Mexican President Andrés Manuel López Obrador said that Salazar had been "brutally treated and murdered".
"It fills us with sorrow, pain and shame," he said, and promised that "all those responsible are going to be punished".
"They are already in the process of being prosecuted and there will be no impunity," he added.
In a later tweet on Monday, he said that "the case of Victoria is much worse than we thought". Without giving further details, Mr Bukele alleged that "there are more aggressors" than previously thought and that not all of them had been arrested yet.
Why is this hitting a raw nerve?
Women's rights activists have for the past few years tried to draw attention to the hundreds of women that are killed every year in Mexico but some of their protests have led to sometimes violent clashes with the security forces.
Government figures suggest at least 939 women were victims of femicide in 2020.
Earlier this month, protests to mark International Women's Day saw riot police force back women from Mexico City's main square with tear gas and riot shields.
And in November, police in Cancún 130km north of Tulum, opened fire on women marching in protest over the murder of two women.

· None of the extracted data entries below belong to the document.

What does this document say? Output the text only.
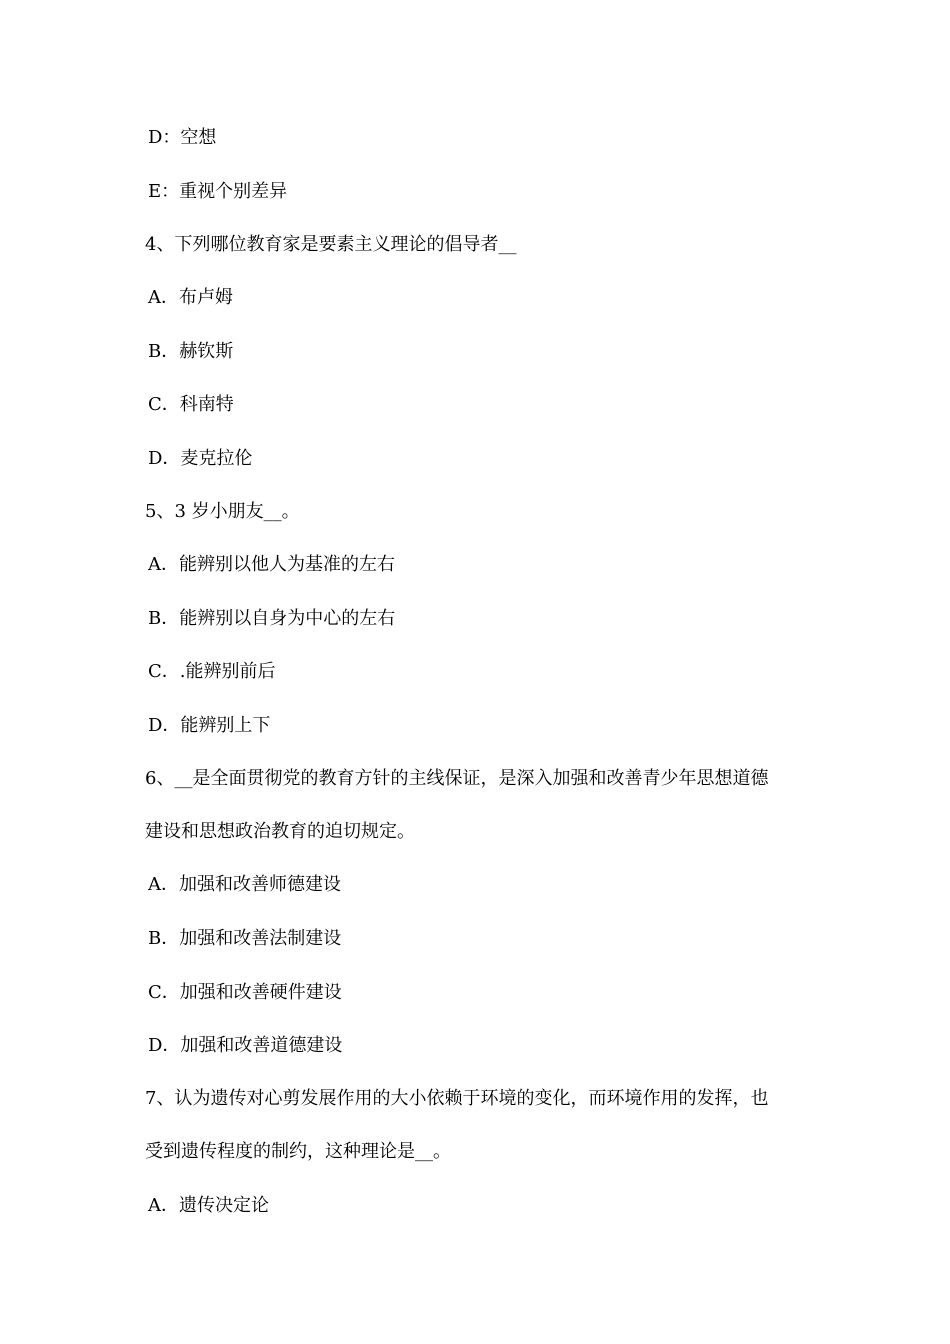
D：空想
E：重视个别差异
4、下列哪位教育家是要素主义理论的倡导者__
A．布卢姆
B．赫钦斯
C．科南特
D．麦克拉伦
5、3 岁小朋友__。
A．能辨别以他人为基准的左右
B．能辨别以自身为中心的左右
C．.能辨别前后
D．能辨别上下
6、__是全面贯彻党的教育方针的主线保证，是深入加强和改善青少年思想道德
建设和思想政治教育的迫切规定。
A．加强和改善师德建设
B．加强和改善法制建设
C．加强和改善硬件建设
D．加强和改善道德建设
7、认为遗传对心剪发展作用的大小依赖于环境的变化，而环境作用的发挥，也
受到遗传程度的制约，这种理论是__。
A．遗传决定论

The death of Victoria Salazar in police custody has also received attention internationally as it hit the headlines as the trial started of Derek Chauvin, the white former US policeman accused of killing George Floyd, a black man.
Many have compared the actions of the police in Tulum with those of Derek Chauvin, who was captured on video kneeling on the neck of Mr Floyd.
Footage shot by bystanders played at Derek Chauvin's trial on Monday showed him kneeling on 46-year-old Mr Floyd for more than nine minutes.
George Floyd was pronounced dead in hospital an hour later.